Remember to transition slowly, since its grain free, and going from low quality like beneful to high, will take time.


----------



## tpdtopcop (Jul 22, 2009)

I was reading about Acana when looking at Orijen but sadly no place sells Acana in Ohio.


----------



## rannmiller (Jun 27, 2008)

I'd choose Orijen over Innova if I were you. But Wellness and Blue Buffalo are also pretty decent options. Much better than Beneful for sure!


----------



## wags (Jan 31, 2009)

Orijen is grain free and 70 % meat content with fruits and vegetables. So if your going for grain free Orijens excellent! Innova is a holistic dog food & has grains in it good grains!. With the foods it all depends on the dog! I have used both and have had no problems. Well now with the Orijen though the grainless the dogs were gee the words a bit seem not enough gassy haha! Pew at first Yucky stink my hubby wanted me to stop feeding this haha but I tell you after a couple weeks and their systems got use to it realy no problems at all! Just beware of the gas! But like I said this all got better and really no problems at all! I love both Orijen and Innova and I love the canned foods also! Great foods! I like feeding rotation to give the dogs variety. The same ole same ole gets toooooo boring!:biggrin:


----------



## tpdtopcop (Jul 22, 2009)

Thanks for everyone's input. Today we switched from Beneful for the big dogs and Biljac for the puppy to Wellness. I am gradually adding the new stuff to the old until its completely Wellness and will let everyone know how its going.

Thanks

topcop


----------



## BabyHusky (Jul 21, 2008)

yay to the switch!!!!


----------



## wags (Jan 31, 2009)

I am sure you will be pleased witht he wellness you have chosen! KUDOS to you and your dogs will give you wet kisses!!!!!!!!!!!!!!:biggrin:


----------



## tpdtopcop (Jul 22, 2009)

Okay update time. I have all my dogs on Wellness now, My Rotty loves it and so does my Chiwawa, but my puppy the BullBoxer has had soft stools on it since I introduced it which is now going on three-four weeks. I give her kibble mixed with about two tablespoons of can in the morning and then all kibble the rest of her feedings and can't get her stools harder. I took to vet and had stool checked and all is fine. Should I try something differrent? Acana does not sell in my state and Orijen is about a 45 mile hike. What other brands are good? Innova, Blue Buffalo, Canidae? Any help would be appreciated. The Wellness is puppy Super5Mix along with puppy Wellness can. 

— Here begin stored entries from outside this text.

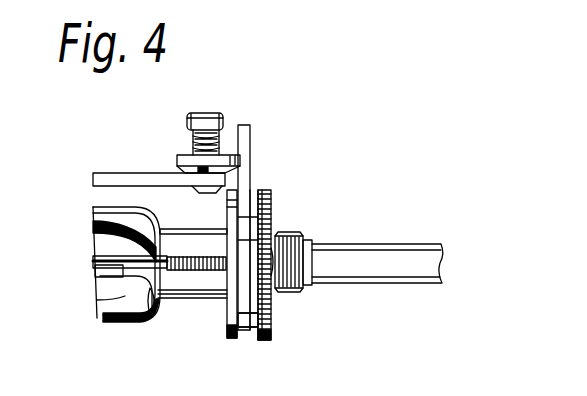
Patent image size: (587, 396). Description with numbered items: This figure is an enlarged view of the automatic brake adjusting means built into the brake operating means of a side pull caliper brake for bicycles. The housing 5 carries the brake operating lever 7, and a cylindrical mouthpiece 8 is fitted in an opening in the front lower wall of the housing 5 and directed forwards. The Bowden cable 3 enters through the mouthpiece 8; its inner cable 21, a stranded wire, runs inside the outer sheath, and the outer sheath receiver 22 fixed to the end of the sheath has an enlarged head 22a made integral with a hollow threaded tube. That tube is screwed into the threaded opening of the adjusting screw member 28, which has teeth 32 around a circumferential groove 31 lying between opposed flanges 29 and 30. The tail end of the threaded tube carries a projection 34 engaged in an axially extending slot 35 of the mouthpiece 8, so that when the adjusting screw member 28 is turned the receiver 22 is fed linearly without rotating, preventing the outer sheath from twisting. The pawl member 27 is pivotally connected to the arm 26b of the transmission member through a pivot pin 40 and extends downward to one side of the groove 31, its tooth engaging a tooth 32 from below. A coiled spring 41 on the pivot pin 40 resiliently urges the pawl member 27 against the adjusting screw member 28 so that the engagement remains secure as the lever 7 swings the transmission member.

The Bowden cable 3 is at (421, 284).
The housing 5 is at (97, 222).
The brake operating lever 7 is at (95, 282).
The cylindrical mouthpiece 8 is at (192, 233).
The inner cable 21 is at (102, 305).
The outer sheath receiver 22 is at (306, 292).
The enlarged head 22a is at (293, 232).
The arm of the transmission member 26b is at (133, 174).
The pawl member 27 is at (252, 142).
The adjusting screw member 28 is at (271, 193).
The flange 29 is at (273, 340).
The flange 30 is at (228, 326).
The circumferential groove 31 is at (250, 336).
The teeth 32 is at (254, 320).
The projection 34 is at (146, 320).
The axially extending slot 35 is at (187, 293).
The pivot pin 40 is at (212, 115).
The coiled spring 41 is at (190, 142).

Any help would be appreciated


----------



## CorgiPaws (Mar 31, 2009)

tpdtopcop said:


> Okay update time. I have all my dogs on Wellness now, My Rotty loves it and so does my Chiwawa, but my puppy the BullBoxer has had soft stools on it since I introduced it which is now going on three-four weeks. I give her kibble mixed with about two tablespoons of can in the morning and then all kibble the rest of her feedings and can't get her stools harder. I took to vet and had stool checked and all is fine. Should I try something differrent? Acana does not sell in my state and Orijen is about a 45 mile hike. What other brands are good? Innova, Blue Buffalo, Canidae? Any help would be appreciated. The Wellness is puppy Super5Mix along with puppy Wellness can.
> 
> Any help would be appreciated


When I was feeding kibble to my Corgi puppy, I started with Wellness, and he did pretty good but had occasional loose stools. I switched him to Innova Puppy and BAM! fixed. You may want to try that. 
Canidae has mixed reviews. They made a bad business move in changing their formula without making a public statement, which in turn was like giving your dog a whole new food without phasing, and a lot of dogs got sick. The ONLY dogs I know that had any issues were the ones on it during the switch. I haven't heard of anyone having problems that put their dog on it AFTER the switch. I was using Canidae up until I went raw for my German Shepherd mix, and he did fantastic on it. It's more economical than some of the other premium foods.


----------



## tpdtopcop (Jul 22, 2009)

Thanks for the reply.


----------



## sganow (Apr 16, 2009)

My dogs all eat Nature's Variety Prairie foods (mostly the chicken & brown rice formula) and they have done great on it, even our yorkie puppy. It's an all life stages food and is appropriate for all the dogs. Not sure if it's available in your area, but they have a "try it" coupon where you can buy a bag and get a 5 lb bag free. Welcome to Nature's Variety | Nature's Variety


----------



## tpdtopcop (Jul 22, 2009)

Well I switched my puppy to Orijen kibble and EVO can in the mornings just for a change through out the day and no more soft stools. She loves both the EVO wet(can) and the kibble. Thanks for all your answers and help.


----------